A documentação referente a Itaipu aponta para a conexão da estatal com órgãos repressivos do Cone Sul atuaram no âmbito da Operação Condor, em ações secretas internacionais.

Aliança de ditaduras militares que governavam os principais países da América do Sul, a Operação Condor realizava troca de informações sigilosas com o propósito de perseguir pessoas contrárias aos regimes ou ligadas ao comunismo.

“Há documentos que relatam uma suposta ‘infiltração comunista’ nos diversos setores das atividades. Havia um monitoramento cruzado, com intercâmbio sistemático de informações. Empregados tinham que saber fazer cifragem e decifragem de documentos”, diz a pesquisadora Jussaramar da Silva.

Arquivo NacionalArquivo Nacional
Documento de Itaipu sobre ‘infiltração comunista’
Bloqueio de informações
Os relatos colhidos pelos pesquisadores apontam a atuação direta da estatal Itaipu no âmbito da ditadura, mas as restrições de acesso a documentos impostas até hoje aos pesquisadores prejudicaram o resultado do trabalho, impossibilitando que se tenha uma visão mais horizontal do que se passou na construção da hidrelétrica naqueles anos.

Carla Silva, pesquisadora e coordenadora do trabalho, afirma que foram apresentados vários pedidos de acesso ao acervo completo de informações, mas que foram negados pela estatal. Em uma resposta enviada aos pesquisadores para rejeitar o pedido, Itaipu declarou que um dos membros do grupo já tinha solicitado informações no passado e que, por isso, não liberaria o acesso novamente.

“Usaram isso como justificativa, mas isso não tem nenhum fundamento”, diz Carla. “Não tivemos acesso a todo o material de Itaipu. Por mais que tenhamos solicitado, foram indeferidos os nossos pedidos de informações. Sabemos que a estatal tem a documentação organizada, mas não fomos atendidos.”

Dadas as limitações impostas pela empresa, os pesquisadores passaram a recorrer a todas as bases de dados oficiais possíveis e conseguiram, ainda assim, reunir e analisar cerca de 10 mil documentos. “Foi mais fácil pesquisar na Argentina e Paraguai do que em Itaipu. Fomos ao centro de documentação que pertence ao Ministério da Justiça do Paraguai, o ‘Arquivo do Terror’, que guarda documentos da Operação Condor. Encontramos muita coisa.”

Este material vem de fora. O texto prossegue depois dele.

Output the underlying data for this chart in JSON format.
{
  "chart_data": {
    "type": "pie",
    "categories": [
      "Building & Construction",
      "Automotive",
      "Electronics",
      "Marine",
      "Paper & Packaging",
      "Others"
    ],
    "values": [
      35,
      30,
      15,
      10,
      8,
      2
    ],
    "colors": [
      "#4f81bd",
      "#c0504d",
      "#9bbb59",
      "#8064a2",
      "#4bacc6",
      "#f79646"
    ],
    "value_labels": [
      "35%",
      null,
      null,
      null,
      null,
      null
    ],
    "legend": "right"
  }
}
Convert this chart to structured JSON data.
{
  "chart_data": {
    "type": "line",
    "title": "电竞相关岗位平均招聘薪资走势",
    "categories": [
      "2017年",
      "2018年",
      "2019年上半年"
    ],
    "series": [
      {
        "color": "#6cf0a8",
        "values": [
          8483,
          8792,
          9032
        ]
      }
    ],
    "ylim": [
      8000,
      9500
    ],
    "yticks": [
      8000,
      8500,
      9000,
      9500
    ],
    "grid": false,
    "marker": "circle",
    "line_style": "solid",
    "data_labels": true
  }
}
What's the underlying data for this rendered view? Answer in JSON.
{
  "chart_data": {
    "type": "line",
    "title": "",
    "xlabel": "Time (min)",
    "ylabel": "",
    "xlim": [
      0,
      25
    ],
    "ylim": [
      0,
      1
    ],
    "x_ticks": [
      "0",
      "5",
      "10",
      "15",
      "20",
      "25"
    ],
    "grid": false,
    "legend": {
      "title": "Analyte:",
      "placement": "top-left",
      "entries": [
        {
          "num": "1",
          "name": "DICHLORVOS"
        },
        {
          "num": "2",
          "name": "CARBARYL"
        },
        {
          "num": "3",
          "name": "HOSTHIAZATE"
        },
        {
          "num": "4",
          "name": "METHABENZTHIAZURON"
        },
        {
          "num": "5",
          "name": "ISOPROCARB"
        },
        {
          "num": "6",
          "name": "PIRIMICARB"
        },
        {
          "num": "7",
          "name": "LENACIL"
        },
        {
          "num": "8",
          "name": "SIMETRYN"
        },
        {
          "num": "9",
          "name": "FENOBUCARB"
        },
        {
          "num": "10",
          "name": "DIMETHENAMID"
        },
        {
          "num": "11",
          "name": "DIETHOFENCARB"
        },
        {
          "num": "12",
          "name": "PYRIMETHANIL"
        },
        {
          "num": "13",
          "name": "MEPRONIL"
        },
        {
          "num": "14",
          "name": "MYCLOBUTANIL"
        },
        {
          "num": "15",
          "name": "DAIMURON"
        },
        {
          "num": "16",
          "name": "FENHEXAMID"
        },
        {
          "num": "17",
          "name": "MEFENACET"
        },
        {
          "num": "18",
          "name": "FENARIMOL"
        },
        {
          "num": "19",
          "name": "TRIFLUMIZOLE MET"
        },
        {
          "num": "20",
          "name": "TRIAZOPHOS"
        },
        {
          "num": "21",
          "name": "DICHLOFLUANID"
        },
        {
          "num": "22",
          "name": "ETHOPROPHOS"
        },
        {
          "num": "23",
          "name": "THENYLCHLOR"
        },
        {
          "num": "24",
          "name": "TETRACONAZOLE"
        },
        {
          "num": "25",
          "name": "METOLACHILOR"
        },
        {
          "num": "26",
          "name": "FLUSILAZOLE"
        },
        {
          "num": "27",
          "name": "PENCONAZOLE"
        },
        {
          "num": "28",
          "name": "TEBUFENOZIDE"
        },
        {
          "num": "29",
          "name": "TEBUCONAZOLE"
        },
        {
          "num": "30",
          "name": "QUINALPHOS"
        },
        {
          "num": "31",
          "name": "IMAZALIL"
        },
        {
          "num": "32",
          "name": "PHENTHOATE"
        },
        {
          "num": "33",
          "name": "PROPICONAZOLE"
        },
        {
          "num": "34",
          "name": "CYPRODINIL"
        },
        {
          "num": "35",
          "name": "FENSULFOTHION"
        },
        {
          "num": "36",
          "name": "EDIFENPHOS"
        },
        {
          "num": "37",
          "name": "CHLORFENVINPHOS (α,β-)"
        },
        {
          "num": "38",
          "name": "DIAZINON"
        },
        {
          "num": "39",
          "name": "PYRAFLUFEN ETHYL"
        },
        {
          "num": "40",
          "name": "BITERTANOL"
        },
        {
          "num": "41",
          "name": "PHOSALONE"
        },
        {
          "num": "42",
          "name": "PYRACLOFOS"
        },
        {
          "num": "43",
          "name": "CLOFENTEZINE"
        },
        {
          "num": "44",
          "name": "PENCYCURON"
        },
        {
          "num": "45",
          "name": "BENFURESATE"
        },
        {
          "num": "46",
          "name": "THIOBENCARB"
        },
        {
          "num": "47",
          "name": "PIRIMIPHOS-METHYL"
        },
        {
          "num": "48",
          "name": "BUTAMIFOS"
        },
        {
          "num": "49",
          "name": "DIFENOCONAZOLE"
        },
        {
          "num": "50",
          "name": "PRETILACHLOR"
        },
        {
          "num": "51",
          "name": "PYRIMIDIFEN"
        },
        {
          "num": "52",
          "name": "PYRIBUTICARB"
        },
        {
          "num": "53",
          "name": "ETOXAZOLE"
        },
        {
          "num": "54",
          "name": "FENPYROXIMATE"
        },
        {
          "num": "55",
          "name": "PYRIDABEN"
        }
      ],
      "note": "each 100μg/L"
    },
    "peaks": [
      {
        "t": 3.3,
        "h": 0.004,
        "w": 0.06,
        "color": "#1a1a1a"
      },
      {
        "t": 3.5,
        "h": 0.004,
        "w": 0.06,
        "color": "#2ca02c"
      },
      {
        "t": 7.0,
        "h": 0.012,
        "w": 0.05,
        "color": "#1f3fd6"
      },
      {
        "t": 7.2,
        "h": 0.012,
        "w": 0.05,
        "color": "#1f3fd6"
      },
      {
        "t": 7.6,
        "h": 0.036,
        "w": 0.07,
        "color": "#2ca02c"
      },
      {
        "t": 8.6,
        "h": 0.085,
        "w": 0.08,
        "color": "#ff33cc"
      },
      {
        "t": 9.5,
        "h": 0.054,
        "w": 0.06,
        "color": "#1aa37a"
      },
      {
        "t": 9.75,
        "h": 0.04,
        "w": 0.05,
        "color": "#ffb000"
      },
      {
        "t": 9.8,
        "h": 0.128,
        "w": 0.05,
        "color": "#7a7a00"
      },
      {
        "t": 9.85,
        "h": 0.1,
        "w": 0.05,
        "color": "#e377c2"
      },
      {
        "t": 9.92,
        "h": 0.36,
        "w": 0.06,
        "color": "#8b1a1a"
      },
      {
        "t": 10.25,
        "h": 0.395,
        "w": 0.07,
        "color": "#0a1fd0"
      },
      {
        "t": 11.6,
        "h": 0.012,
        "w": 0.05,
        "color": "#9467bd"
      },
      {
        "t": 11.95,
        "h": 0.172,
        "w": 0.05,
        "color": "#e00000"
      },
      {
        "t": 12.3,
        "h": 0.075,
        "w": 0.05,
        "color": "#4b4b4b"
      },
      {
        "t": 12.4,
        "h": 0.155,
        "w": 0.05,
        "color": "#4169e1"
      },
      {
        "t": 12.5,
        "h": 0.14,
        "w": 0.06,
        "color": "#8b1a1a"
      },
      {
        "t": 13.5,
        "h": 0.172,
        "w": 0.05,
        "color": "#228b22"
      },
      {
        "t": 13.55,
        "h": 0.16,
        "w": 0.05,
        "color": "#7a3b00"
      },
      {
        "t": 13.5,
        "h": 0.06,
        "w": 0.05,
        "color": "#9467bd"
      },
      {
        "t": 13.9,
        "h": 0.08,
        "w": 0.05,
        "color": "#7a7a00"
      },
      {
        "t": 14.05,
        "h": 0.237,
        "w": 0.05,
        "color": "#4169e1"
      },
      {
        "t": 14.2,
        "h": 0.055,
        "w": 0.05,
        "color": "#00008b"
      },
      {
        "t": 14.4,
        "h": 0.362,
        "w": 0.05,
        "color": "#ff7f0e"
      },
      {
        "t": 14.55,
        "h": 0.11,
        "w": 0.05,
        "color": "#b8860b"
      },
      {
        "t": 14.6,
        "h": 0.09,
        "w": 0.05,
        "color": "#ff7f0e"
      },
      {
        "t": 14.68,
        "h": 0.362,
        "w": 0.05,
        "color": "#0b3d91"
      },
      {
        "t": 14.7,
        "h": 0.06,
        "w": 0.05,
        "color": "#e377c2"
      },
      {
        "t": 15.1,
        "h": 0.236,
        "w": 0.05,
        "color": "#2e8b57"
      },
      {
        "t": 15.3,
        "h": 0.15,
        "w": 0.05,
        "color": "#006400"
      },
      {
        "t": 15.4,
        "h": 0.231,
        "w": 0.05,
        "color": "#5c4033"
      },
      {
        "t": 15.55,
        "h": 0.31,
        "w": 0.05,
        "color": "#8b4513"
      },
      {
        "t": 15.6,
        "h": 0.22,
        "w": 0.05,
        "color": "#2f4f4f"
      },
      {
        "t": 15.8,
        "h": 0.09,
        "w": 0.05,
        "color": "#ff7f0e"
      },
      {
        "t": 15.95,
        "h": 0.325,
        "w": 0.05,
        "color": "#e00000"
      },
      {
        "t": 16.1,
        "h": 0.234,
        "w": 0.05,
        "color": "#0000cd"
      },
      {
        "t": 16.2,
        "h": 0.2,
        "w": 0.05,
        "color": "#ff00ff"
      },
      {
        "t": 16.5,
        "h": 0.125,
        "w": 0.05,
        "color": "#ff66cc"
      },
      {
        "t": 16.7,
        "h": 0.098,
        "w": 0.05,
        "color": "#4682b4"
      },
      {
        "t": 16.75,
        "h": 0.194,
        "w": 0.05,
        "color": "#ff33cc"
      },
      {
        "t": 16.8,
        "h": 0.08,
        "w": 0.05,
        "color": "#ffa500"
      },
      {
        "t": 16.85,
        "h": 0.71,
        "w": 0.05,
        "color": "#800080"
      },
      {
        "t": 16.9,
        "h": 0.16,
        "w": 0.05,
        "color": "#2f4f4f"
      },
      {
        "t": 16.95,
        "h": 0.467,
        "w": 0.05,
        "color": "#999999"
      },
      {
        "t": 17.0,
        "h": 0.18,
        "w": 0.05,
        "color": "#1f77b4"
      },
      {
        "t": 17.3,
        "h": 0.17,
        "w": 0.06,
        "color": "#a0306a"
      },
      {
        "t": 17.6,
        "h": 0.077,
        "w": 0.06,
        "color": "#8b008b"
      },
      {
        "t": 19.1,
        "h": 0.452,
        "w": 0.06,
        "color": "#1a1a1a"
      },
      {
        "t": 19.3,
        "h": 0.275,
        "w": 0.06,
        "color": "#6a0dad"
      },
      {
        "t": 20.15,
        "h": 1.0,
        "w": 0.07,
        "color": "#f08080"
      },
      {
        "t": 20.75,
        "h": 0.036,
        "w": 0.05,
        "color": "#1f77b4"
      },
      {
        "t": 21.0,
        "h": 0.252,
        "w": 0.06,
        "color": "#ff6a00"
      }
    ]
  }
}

A Pública questionou por que Itaipu não garantiu acesso irrestrito ao material solicitado e encaminhou à estatal o próprio indeferimento. Em nota, a hidrelétrica não explicou a negativa e declarou que “a atual gestão da Itaipu Binacional (margem brasileira) tem interesse em esclarecer quaisquer questões de interesse público que envolvam a empresa”.

Segundo a empresa, é mantido um canal aberto na internet para receber e analisar pedidos de informação, “com o compromisso de responder no menor prazo possível”.

O acervo sobre Itaipu com documentos e testemunhos faz parte de um relatório inédito da Unifesp/Caaf que será enviado ao MPF e que pretende servir de base para ações de reparação a vítimas da repressão na ditadura militar. 

Reparações históricas em aberto
Quem visita hoje a usina de Itaipu se depara com uma história de vitórias e força contada por homens desbravadores que tiveram a sua imagem sintetizada na imagem do “Homem de Aço”, uma escultura de duas toneladas, construída pelos operários da hidrelétrica com pedaços de sucata de maquinários, nos anos 1980.

Para os pesquisadores e milhares de atingidos pela obra, porém, a imagem do barrageiro “Nicão”, como a escultura passaria a ser conhecida, não conta toda a história do que se passou no local, e isso precisa ser reparado, tanto por meio de indenizações quanto por meio de reparações históricas. A criação de um centro de memória da construção da usina de Itaipu – que expresse as violações cometidas contra os trabalhadores e populações expropriadas – é uma dessas demandas.